Top managers were kicked out of their private 42nd-floor offices, which were turned into meeting rooms for clients and spaces for collaboration, Quinn told the Financial Times. Executives – including the CEO – now a hot desk on an open-plan floor two floors below.
“Our offices were empty half the time because we were traveling the world. It was a waste of real estate, ”he said. “If I ask our colleagues to change the way they work, then it’s just that we change the way we work.
“We don’t have a designated office. You show up and take one in the morning, ”he added. “I won’t be in the office five days a week. I think it is unnecessary. . . It is the new reality of life. “
HSBC has already made efforts to modernize a culture that has been compared to the vast British civil service of the Imperial era. Over 20 years ago, the management tell staff preparing to move into the new headquarters at Canary Wharf that they were “encouraged to adopt the proposed open plan”.
More changes were coming, Quinn promised. To meet its goal of cutting costs at its global headquarters by 40%, HSBC does not plan to renew many of its downtown leases due in the next three to five years. The bank is also moving to a policy of around two employees per window, excluding branches.

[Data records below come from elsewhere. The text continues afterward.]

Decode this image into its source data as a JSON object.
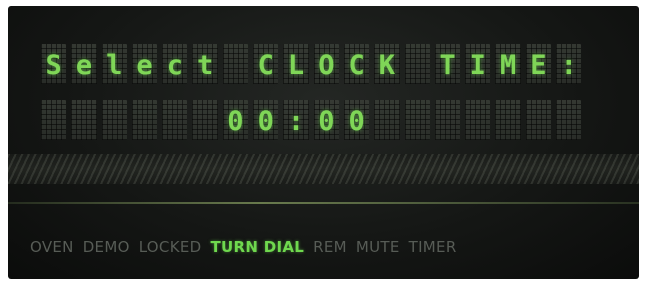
{
  "display": {
    "line1": "Select CLOCK TIME:",
    "line2": "00:00"
  },
  "status_indicators": [
    {
      "label": "OVEN",
      "active": false
    },
    {
      "label": "DEMO",
      "active": false
    },
    {
      "label": "LOCKED",
      "active": false
    },
    {
      "label": "TURN DIAL",
      "active": true
    },
    {
      "label": "REM",
      "active": false
    },
    {
      "label": "MUTE",
      "active": false
    },
    {
      "label": "TIMER",
      "active": false
    }
  ],
  "colors": {
    "lit_segment": "#7fd657",
    "unlit_indicator": "#575c56",
    "panel_background": "#151715"
  }
}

“We will have a very different working style in the future, which will be much more hybrid, where colleagues can work both in the office and at home,” said the CEO.
Quinn, a 59-year-old HSBC lifer from Birmingham, is also targeting other parts of the bank’s operations.
The bank is in the middle of a program to cut 35,000 jobs in order to reduce the workforce to around 200,000 people. This will help it eliminate $ 5.5 billion in costs with profits under pressure from ultra-low interest rates and a slowdown in global trade.
HSBC office changes related to Covid echoes those of his peers.
Britain’s largest mortgage lender To allow its 13,000 office workers will work full time from home if they so choose. Lloyds is conducting hybrid function tests this spring after 77% of employees “expressed a desire” to continue working remotely.
Standard Chartered has signed a agreement with flexible office company IWG to enable many of its 95,000 employees to work from locations “near home” rather than commuting to town.
Quinn, who has been in charge for over a year and a half, has started to make his mark on other aspects of the bank’s leadership. Last week he shifted four senior division leaders in Hong Kong from London.